Until well after World War Two, it was convention at many counties – and even for England, too – that the captain had to be a gentleman.
There were even separate gates and changing rooms for gentlemen and players to use at many grounds. The modern equivalent of the ludicrous gentlemen/players divide is in the concept of status in international cricket.
Other sports, like football, use ranking systems and qualification to determine a team’s standing – who they get to play, what competitions they reach and, because financial rewards are linked to how countries perform, the cash they get from the global sports governing body, too.
Not cricket. Ever since 1965, when the Imperial Cricket Council, as it was then, admitted non-Test-playing nations, the international game has been governed by status. There are the Full Members, who get the overwhelming majority of the ICC’s cash, guaranteed voting rights and huge membership perks – being able to play Test cricket or, until next year’s World Cup, a guaranteed berth in every World Cup.
Their funding and fixtures are barely linked to performance at all.
Then there are the Associates.Their funding and fixtures are explicitly linked to performance on the field and the quality of their governance and participation programmes off it, which is just as it should be.
The trouble is, this meritocracy collapses as soon as you get to the Full Members. So Zimbabwe, say, receive eight times as much from the ICC as Scotland – even though the two are perfectly matched on the pitch, as shown in a 1-1 series draw in Scotland last summer and an epic tie during the recent World Cup Qualifiers.
More importantly, as a Full Member, Zimbabwe are guaranteed a steady stream of fixtures, while Scotland get barely any: a paltry four against Full Members since the 2015 World Cup.
This rigid hierarchy, which reflects Victorian thinking and not the realities of 21st-century sport, has held cricket back for too long. Not only have Associates received far less cash and fewer fixtures than Full Members – even when they can compete, or beat them, on the pitch; they have often even been denied the right to call their international matches ‘international matches’. As one-day international status is limited to 16 teams, Hong Kong – who beat Afghanistan in the World Cup Qualifiers in March – now aren’t even allowed to play ODIs. They can play 50-over cricket against other nations; it is just that these can’t be classified as international matches.

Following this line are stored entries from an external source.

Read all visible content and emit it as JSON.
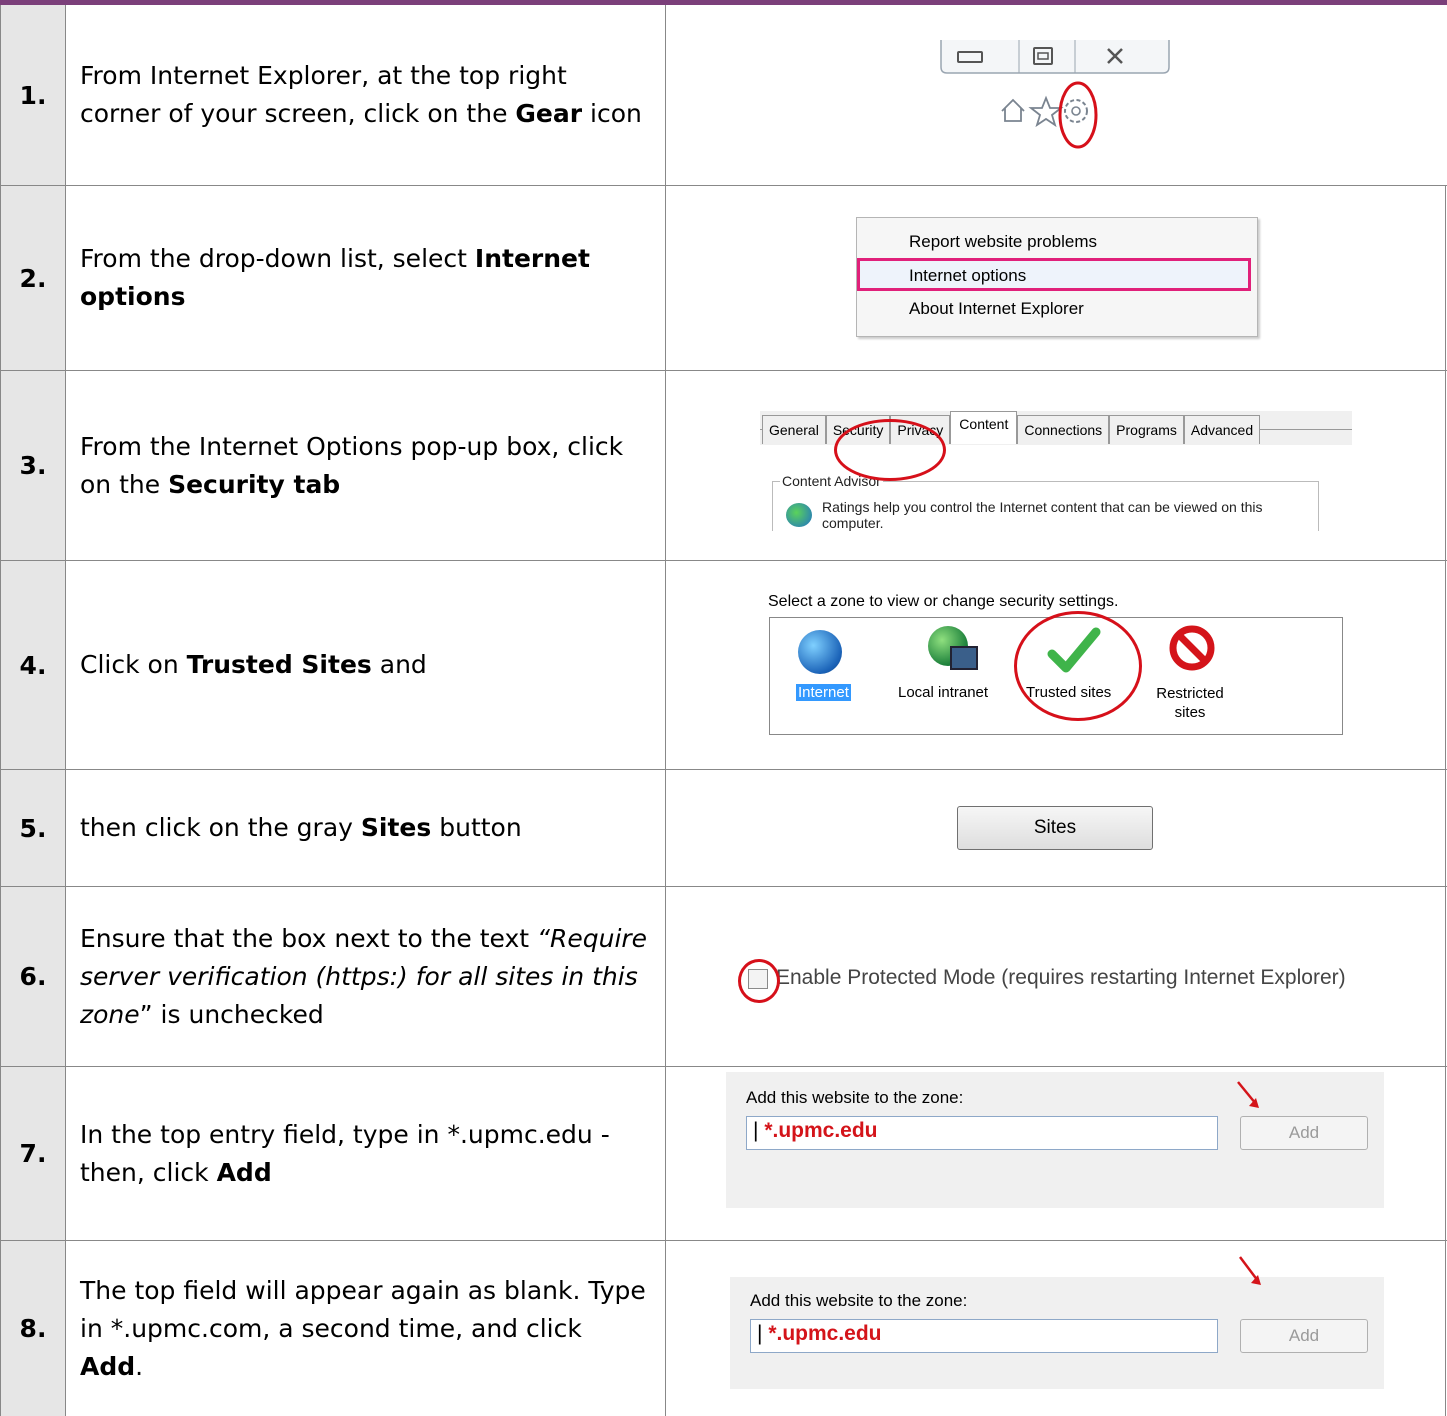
{
  "steps": [
    {
      "num": "1.",
      "text": [
        "From Internet Explorer, at the top right corner of your screen, click on the ",
        "Gear",
        " icon"
      ]
    },
    {
      "num": "2.",
      "text": [
        "From the drop-down list, select ",
        "Internet options"
      ]
    },
    {
      "num": "3.",
      "text": [
        "From the Internet Options pop-up box, click on the ",
        "Security tab"
      ]
    },
    {
      "num": "4.",
      "text": [
        "Click on ",
        "Trusted Sites",
        " and"
      ]
    },
    {
      "num": "5.",
      "text": [
        "then click on the gray ",
        "Sites",
        " button"
      ]
    },
    {
      "num": "6.",
      "text": [
        "Ensure that the box next to the text ",
        "“Require server verification (https:) for all sites in this zone",
        "” is unchecked"
      ]
    },
    {
      "num": "7.",
      "text": [
        "In the top entry field, type in ",
        "*.upmc.edu",
        " - then, click ",
        "Add"
      ]
    },
    {
      "num": "8.",
      "text": [
        "The top field will appear again as blank. Type in  ",
        "*.upmc.com",
        ", a second time, and click ",
        "Add",
        "."
      ]
    }
  ],
  "shot1": {
    "icons": [
      "minimize-icon",
      "restore-icon",
      "close-icon",
      "home-icon",
      "star-icon",
      "gear-icon"
    ]
  },
  "shot2": {
    "menu": [
      "Report website problems",
      "Internet options",
      "About Internet Explorer"
    ]
  },
  "shot3": {
    "tabs": [
      "General",
      "Security",
      "Privacy",
      "Content",
      "Connections",
      "Programs",
      "Advanced"
    ],
    "group": "Content Advisor",
    "desc": "Ratings help you control the Internet content that can be viewed on this computer."
  },
  "shot4": {
    "heading": "Select a zone to view or change security settings.",
    "zones": [
      "Internet",
      "Local intranet",
      "Trusted sites",
      "Restricted sites"
    ]
  },
  "shot5": {
    "button": "Sites"
  },
  "shot6": {
    "label": "Enable Protected Mode (requires restarting Internet Explorer)"
  },
  "shot7": {
    "label": "Add this website to the zone:",
    "value": "*.upmc.edu",
    "button": "Add"
  },
  "shot8": {
    "label": "Add this website to the zone:",
    "value": "*.upmc.edu",
    "button": "Add"
  },
  "colors": {
    "accent_bar": "#7b3f7a",
    "annotation_red": "#d6101a",
    "highlight_pink": "#e0207a",
    "selection_blue": "#3399ff"
  }
}
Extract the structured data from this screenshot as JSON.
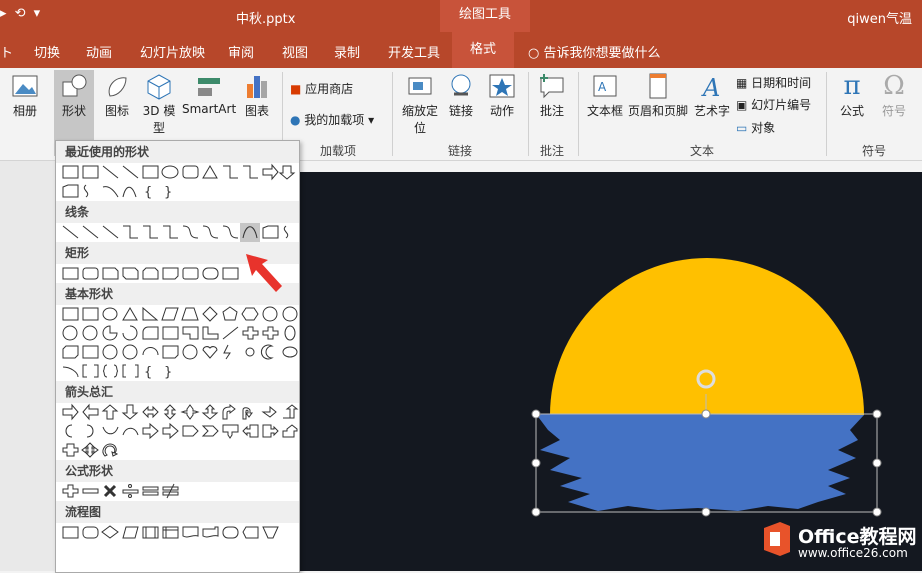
{
  "titlebar": {
    "qat": "▸ ⟲ ▾",
    "document": "中秋.pptx",
    "context_tab": "绘图工具",
    "user": "qiwen气温"
  },
  "tabs": [
    "切换",
    "动画",
    "幻灯片放映",
    "审阅",
    "视图",
    "录制",
    "开发工具",
    "格式"
  ],
  "tellme": "告诉我你想要做什么",
  "ribbon": {
    "album": "相册",
    "shapes": "形状",
    "icons": "图标",
    "model3d": "3D 模型",
    "smartart": "SmartArt",
    "chart": "图表",
    "store": "应用商店",
    "myaddins": "我的加载项",
    "addins_group": "加载项",
    "zoom": "缩放定位",
    "link": "链接",
    "action": "动作",
    "links_group": "链接",
    "comment": "批注",
    "comment_group": "批注",
    "textbox": "文本框",
    "headerfooter": "页眉和页脚",
    "wordart": "艺术字",
    "datetime": "日期和时间",
    "slidenum": "幻灯片编号",
    "object": "对象",
    "text_group": "文本",
    "equation": "公式",
    "symbol": "符号",
    "symbols_group": "符号"
  },
  "shapes_panel": {
    "recent": "最近使用的形状",
    "lines": "线条",
    "rectangles": "矩形",
    "basic": "基本形状",
    "arrows": "箭头总汇",
    "equation": "公式形状",
    "flowchart": "流程图"
  },
  "watermark": {
    "brand": "Office教程网",
    "url": "www.office26.com"
  },
  "colors": {
    "accent": "#b7472a",
    "sun": "#ffc000",
    "water": "#4472c4",
    "slide_bg": "#141820"
  }
}
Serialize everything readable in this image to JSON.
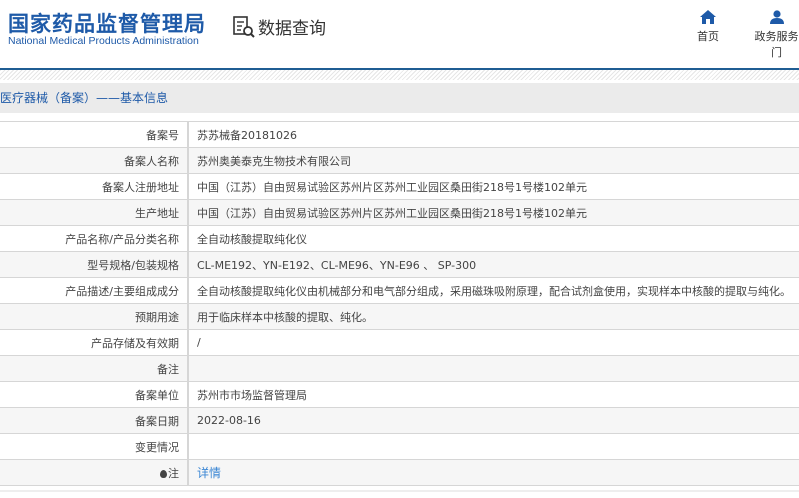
{
  "header": {
    "logo_cn": "国家药品监督管理局",
    "logo_en": "National Medical Products Administration",
    "query_title": "数据查询",
    "nav": [
      {
        "label": "首页",
        "icon": "home-icon"
      },
      {
        "label": "政务服务门",
        "icon": "user-icon"
      }
    ]
  },
  "breadcrumb": "医疗器械（备案）——基本信息",
  "colors": {
    "brand": "#1e5aa8",
    "link": "#3a86d4"
  },
  "rows": [
    {
      "label": "备案号",
      "value": "苏苏械备20181026"
    },
    {
      "label": "备案人名称",
      "value": "苏州奥美泰克生物技术有限公司"
    },
    {
      "label": "备案人注册地址",
      "value": "中国（江苏）自由贸易试验区苏州片区苏州工业园区桑田街218号1号楼102单元"
    },
    {
      "label": "生产地址",
      "value": "中国（江苏）自由贸易试验区苏州片区苏州工业园区桑田街218号1号楼102单元"
    },
    {
      "label": "产品名称/产品分类名称",
      "value": "全自动核酸提取纯化仪"
    },
    {
      "label": "型号规格/包装规格",
      "value": "CL-ME192、YN-E192、CL-ME96、YN-E96 、 SP-300"
    },
    {
      "label": "产品描述/主要组成成分",
      "value": "全自动核酸提取纯化仪由机械部分和电气部分组成，采用磁珠吸附原理，配合试剂盒使用，实现样本中核酸的提取与纯化。"
    },
    {
      "label": "预期用途",
      "value": "用于临床样本中核酸的提取、纯化。"
    },
    {
      "label": "产品存储及有效期",
      "value": "/"
    },
    {
      "label": "备注",
      "value": ""
    },
    {
      "label": "备案单位",
      "value": "苏州市市场监督管理局"
    },
    {
      "label": "备案日期",
      "value": "2022-08-16"
    },
    {
      "label": "变更情况",
      "value": ""
    },
    {
      "label": "注",
      "value": "详情"
    }
  ]
}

The self-defeating distinction makes it harder for Associates to get valuable publicity, and easier for their matches to be ignored. In any other sport, if two countries – even if that is Andorra against Gibraltar in football – meet, it is classed as a full international.
Finally, at least, T20 cricket is catching up. The ICC’s board meeting last month announced that T20I status will be extended from the current 18 to the full 104 who are members of the ICC; all member nations will be allowed to play women’s T20Is, too. So cricket, at last, will be able to have a world ranking table for all its members, from one to 104. In a sport as conservative as cricket, this counts as wonderfully progressive – even if the distinction between ‘international’ internationals and ‘non-international’s internationals should never have existed.
The announcement was confirmation that the ICC sees T20 as an ever-increasing part of the future. It was accompanied by even more significant news: the Champions Trophy in 2021 would be replaced by another World T20, to go with the one in 2020.
On one level this is baffling. Having waited 55 months for a Men’s WT20, between April 2016 and October 2020, there will now be two in a year – and then another three years until the subsequent tournament, before the tournament reverts to a two-year cycle.
The Champions Trophy was the most dynamic ODI tournament around, bringing the top eight teams together for 15 captivating days. Yet in a broader sense its demise should be welcomed. With the new ODI League, beginning in 2020, there is much less need for the Champions Trophy – bilateral ODIs finally having proper context.
And T20 is the best – not the only – tool to globalise the game. Associates get lamentably few opportunities at the world stage – far fewer than in other sports – and this will help a little.
Most importantly, the WT20 is a captivating event: the one stage on which the most popular format of the game really matters at international level. It has been tinkered with for too long, oscillating between being every two years and every four. Now, it must be enshrined as taking place every two years, and kept there.